Improving High Throughput Genome-Scale Metabolic Model Reconstruction and Validation with Tnseq Data Using Modelseed 2

Authors: 
Faria, J. P., Argonne National Laboratory
Edirisinghe, J. N., Argonne National Laboratory
Liu, F., University of Minho
Seaver, S. M. D., Argonne National Laboratory
Jeffryes, J. G., Argonne National Laboratory
Zhang, Q., Argonne National Laboratory
Weisenhorn, P., Argonne National Laboratory
Sadkhin, B., Argonne National Laboratory
Gupta, N., Argonne National Laboratory
Gu, T., Argonne National Laboratory
Henry, C. S., Argonne National Laboratory
The Department of Energy Systems Biology Knowledgebase (KBase) is a platform designed to solve the grand challenges of Systems Biology.
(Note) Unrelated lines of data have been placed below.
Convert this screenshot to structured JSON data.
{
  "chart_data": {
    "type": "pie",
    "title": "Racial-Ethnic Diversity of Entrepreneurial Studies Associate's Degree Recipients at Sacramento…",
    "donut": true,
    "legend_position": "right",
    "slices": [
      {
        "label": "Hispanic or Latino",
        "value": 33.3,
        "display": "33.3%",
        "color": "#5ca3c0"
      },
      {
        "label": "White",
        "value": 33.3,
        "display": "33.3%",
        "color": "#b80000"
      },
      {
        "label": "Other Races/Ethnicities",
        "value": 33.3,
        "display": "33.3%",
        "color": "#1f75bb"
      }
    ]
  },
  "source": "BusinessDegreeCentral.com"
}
KBase has implemented bioinformatics tools that allow for multiple workflows including genome annotation, comparative genomics, and metabolic modeling. We selected a phylogenetically diverse set of approximately 1000 genomes and constructed draft genome-scale metabolic models (GSMMs) using the ModelSEED pipeline implemented in KBase. We used these 1000 genomes as a test set to improve the quality of models produced by the ModelSEED. First, we curated our mapping of RAST functional roles to biochemistry by reconciling with data mined from KEGG and published metabolic models; we corrected errors in our reaction reversibility assertions to improve overall model constraints; we applied a new method to predict auxotrophy across all 1000 genomes to predict improved gapfilling media; we refined our gapfilling procedure to prevent draft models from our pipeline from overproducing ATP; and we process all models through the Memote pipeline, accompanying complete reconstructions with Memote reports. We show how all of our pipeline improvements increase the number of gene associations, decrease the number of gapfilled reactions, improve the accuracy of growth and ATP production yield predictions, and decrease the number of blocked reactions across all models. The addition of Memote to our pipeline enables us to provide a measure for model quality that is consistent across reconstruction platforms. We show how auxotrophy, and pathway presence varies across our 1000 training-set genomes along the phylogenetic tree. We also plot model quality across the phylogenetic tree, identify taxa where model quality is lower. Finally, we select five specific genomes for which comprehensive TN-seq data is available, and we compare model predictions of all data with experimental results, showing significant improvement in accuracy between models generated by the original ModelSEED and models from ModelSEED 2.